A trick to hack idea generation or how we were 3 years ahead of Google

We know it's pretty challenging to quickly test product ideas as all methods like user interviews and customer journey maps are time-consuming (as hell). But we are about to show you a strategy to generate ideas faster, just in 5 easy steps.

Improved customer journey map — a shortcut

Let's use an example to illustrate this one. Google bank is a concept we created back in 2017. We posted it on Behance and other platforms, and here's a plot twist, it was released years later in the most recent Google Pay update in November 2020. What a coincidence :D

Our logic behind the Google Pay concept was derived from the idea generation tool we frequently use in the team. And as time has shown, it tends to provide reliable outcomes with real-world impact.

Our tip to idea generation is simple: don’t wait for customer suggestions. Create solutions inside the team.

To do this, identify the most time-(and effort) consuming aspect of your users' journey and offer a solution.


How?

User journey can be described in five logical stages. The first thing on your to-do list should be identifying your users' key activities — which steps they take and in what sequence.

1. Start
The flow usually starts with an open need, for example, "I'd want to have a new car but don't have enough cash available."

2. Main action intro
Right before the key action (acquiring the money, in our case), it's logical to research the most favorable offer.

3. Main action
Let's imagine we're designing a fintech app. Consider users who are applying for a loan. The key action here is to acquire a loan from the bank on the most favorable terms. "Key" in this context is the action the entire flow is based upon. No money received — no reason to even get started.

4. Main action outro
The user gets the offer approved, signs the paperwork, and is now waiting for the transfer.

5. Last but not least: finish
Time to put that money to use.
As an example, a straightforward experience improvement would be to omit the actions preceding the main action. There wouldn't be a need to select the best loan offer if the only offer a user gets is the best one.

Another point — why take it all the way to the bank to file the paperwork (especially considering the pandemic outbreak) if the signature can be authorized from a mobile device.

With all of the above, the updated user flow of getting a loan looks as following:

  1. A burning desire to buy a new car.
  2. Getting access to a loan with the most suitable terms — interest rates and payback period.
  3. Receiving a money transfer.

Customer journey map vs. short customer journey map

We designed the updated version of the customer journey mapping aiming to eliminate all its shortcomings.
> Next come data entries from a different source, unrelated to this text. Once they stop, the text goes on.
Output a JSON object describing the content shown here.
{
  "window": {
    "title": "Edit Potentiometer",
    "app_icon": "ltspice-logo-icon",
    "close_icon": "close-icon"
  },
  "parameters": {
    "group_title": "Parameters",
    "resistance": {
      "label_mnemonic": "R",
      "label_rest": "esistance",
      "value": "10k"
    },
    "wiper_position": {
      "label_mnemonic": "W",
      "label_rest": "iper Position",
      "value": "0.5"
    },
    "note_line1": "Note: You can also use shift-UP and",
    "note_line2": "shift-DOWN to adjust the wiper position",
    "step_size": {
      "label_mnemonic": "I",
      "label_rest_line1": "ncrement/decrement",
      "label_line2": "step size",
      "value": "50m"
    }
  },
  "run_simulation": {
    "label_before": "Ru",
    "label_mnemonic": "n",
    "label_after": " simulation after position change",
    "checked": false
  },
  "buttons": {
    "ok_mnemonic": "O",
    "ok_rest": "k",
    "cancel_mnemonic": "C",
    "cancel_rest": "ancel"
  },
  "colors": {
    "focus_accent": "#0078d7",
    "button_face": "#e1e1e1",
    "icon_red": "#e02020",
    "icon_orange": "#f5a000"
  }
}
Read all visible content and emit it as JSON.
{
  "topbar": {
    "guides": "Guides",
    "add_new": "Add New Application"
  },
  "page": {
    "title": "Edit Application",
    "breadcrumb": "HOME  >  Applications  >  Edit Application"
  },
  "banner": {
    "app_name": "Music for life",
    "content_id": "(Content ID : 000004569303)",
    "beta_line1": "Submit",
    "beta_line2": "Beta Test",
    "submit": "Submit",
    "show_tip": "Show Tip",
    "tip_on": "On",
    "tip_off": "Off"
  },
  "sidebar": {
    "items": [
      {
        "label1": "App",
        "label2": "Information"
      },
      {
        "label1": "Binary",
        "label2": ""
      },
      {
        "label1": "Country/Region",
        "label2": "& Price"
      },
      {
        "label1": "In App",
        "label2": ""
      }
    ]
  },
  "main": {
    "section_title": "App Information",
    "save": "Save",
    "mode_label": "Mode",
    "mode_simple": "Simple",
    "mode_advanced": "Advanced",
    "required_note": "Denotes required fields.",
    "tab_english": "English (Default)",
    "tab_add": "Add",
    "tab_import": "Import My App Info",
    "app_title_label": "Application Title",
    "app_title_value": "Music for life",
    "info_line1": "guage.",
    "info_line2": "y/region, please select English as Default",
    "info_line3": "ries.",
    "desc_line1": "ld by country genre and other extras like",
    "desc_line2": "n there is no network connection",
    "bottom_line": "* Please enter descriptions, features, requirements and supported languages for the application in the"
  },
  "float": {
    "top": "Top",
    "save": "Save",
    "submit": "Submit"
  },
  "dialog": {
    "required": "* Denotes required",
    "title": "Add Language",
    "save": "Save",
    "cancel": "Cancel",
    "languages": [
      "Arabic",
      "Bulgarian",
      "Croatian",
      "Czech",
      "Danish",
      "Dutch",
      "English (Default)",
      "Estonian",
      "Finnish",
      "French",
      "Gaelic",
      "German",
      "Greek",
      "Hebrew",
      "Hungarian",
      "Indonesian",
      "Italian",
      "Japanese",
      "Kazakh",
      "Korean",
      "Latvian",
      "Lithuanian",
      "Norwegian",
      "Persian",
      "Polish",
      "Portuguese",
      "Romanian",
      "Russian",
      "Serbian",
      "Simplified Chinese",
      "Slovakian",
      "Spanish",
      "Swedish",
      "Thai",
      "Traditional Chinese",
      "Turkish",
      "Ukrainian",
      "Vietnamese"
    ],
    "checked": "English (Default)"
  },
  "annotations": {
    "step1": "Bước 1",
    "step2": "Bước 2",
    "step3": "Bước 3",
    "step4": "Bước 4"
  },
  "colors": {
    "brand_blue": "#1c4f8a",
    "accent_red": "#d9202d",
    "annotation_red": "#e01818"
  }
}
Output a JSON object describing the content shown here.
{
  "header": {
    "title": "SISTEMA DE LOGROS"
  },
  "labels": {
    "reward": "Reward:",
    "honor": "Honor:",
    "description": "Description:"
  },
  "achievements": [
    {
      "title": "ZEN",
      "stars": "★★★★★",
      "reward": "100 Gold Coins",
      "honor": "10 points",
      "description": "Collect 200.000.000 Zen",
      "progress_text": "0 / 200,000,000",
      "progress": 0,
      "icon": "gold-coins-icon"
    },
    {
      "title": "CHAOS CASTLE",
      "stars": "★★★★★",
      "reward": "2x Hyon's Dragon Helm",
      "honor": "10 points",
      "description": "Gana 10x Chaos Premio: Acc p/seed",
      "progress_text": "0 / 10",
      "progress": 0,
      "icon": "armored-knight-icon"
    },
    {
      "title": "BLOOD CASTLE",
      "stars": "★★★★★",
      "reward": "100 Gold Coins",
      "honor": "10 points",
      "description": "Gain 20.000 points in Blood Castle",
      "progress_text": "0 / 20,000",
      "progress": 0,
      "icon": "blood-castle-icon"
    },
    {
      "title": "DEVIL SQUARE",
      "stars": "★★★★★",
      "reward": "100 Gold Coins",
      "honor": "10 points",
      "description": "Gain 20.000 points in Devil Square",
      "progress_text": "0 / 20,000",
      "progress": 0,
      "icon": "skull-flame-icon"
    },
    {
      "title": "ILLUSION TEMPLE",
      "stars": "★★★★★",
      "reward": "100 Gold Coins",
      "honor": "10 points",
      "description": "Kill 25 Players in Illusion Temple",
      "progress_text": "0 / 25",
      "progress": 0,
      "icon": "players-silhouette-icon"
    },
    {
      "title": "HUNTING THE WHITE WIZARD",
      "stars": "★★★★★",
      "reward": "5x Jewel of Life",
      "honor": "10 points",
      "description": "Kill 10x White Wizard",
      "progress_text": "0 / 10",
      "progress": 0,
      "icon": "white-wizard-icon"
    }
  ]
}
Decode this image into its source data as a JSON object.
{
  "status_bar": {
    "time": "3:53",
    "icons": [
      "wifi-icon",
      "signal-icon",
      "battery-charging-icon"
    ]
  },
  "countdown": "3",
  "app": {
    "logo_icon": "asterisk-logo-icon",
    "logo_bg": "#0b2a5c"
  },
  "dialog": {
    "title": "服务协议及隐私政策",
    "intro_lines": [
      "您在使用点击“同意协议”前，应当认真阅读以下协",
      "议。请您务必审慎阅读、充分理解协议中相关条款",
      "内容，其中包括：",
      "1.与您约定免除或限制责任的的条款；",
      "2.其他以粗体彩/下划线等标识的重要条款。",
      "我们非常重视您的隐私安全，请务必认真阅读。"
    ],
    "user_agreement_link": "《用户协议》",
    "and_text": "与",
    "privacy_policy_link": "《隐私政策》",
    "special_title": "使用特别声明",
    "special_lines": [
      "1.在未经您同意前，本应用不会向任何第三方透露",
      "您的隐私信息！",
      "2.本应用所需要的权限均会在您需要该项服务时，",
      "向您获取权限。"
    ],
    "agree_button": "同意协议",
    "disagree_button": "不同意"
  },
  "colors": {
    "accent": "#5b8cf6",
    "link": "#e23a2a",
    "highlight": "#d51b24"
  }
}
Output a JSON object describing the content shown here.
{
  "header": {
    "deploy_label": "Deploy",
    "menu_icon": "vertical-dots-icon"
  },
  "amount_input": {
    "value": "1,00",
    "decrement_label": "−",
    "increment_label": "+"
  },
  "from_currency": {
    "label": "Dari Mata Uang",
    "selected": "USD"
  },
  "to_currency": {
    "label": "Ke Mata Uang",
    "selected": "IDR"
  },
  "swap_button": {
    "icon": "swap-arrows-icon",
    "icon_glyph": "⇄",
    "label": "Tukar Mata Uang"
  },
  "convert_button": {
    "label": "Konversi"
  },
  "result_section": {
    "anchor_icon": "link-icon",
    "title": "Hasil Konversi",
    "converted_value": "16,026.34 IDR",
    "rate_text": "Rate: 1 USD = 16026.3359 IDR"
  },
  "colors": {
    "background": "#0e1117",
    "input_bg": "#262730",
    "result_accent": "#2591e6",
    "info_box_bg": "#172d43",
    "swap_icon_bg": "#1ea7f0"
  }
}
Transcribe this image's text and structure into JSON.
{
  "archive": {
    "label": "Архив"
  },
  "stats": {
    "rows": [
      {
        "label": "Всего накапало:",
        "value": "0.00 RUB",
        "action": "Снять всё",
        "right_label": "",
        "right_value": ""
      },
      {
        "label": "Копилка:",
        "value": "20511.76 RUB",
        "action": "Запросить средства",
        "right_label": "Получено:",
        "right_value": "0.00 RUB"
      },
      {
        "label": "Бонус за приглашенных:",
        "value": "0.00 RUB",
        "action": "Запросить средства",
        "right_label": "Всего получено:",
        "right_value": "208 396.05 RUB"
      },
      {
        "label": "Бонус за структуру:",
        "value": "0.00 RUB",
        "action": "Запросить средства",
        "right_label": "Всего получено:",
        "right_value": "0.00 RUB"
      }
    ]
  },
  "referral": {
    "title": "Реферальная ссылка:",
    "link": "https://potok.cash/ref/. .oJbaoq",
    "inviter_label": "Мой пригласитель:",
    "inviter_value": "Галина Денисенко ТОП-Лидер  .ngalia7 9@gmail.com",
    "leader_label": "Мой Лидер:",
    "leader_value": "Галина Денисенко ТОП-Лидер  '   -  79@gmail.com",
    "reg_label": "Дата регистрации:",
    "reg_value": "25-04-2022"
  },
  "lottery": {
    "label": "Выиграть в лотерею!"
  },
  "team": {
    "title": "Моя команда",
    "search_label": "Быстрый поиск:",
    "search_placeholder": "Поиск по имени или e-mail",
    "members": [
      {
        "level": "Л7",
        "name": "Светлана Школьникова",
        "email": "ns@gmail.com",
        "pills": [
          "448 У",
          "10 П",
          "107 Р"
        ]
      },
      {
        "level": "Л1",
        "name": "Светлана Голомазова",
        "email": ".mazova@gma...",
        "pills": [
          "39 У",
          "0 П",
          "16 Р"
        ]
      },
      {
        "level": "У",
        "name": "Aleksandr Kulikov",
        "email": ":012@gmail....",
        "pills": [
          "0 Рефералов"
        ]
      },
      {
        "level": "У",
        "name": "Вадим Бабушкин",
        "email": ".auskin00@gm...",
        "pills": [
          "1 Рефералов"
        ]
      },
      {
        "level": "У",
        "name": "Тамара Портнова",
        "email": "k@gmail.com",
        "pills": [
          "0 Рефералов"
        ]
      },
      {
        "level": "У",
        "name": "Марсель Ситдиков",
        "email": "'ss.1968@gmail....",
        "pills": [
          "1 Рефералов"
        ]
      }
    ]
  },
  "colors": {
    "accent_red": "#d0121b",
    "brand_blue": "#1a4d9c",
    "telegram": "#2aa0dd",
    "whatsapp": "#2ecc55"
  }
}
Comprehensive CJM is time-consuming.

If you look at any comprehensive guide to it (like this one), you'll immediately see it takes a minimum of a few days to create. On our side, it takes a maximum of 2 hours to complete the steps.

Experience has shown that when it comes to product development, speed outweighs the picture's scope most of the time. The updated version of the CJM is excellent for seeing the main opportunities for immediate improvements.

Full customer journey mapping can offer a very detailed outlook, but by the time you're done with the mapping, your fellow (and faster) team will have approved their prototypes for development.


Summarized: how to create a realistic idea in a few hours 🏆

  1. Start with a key action of your customers.
  2. Ask the stakeholders what the surrounding process is, do the same thing with small customer groups.
  3. Map out the process in 5 fundamental steps.
  4. Identify what can be carried out by software instead of the users themselves.
  5. Design and release the solution. You win!

As you just saw, a short version of the customer journey mapping can be instrumental when you need an actionable idea in a limited time frame.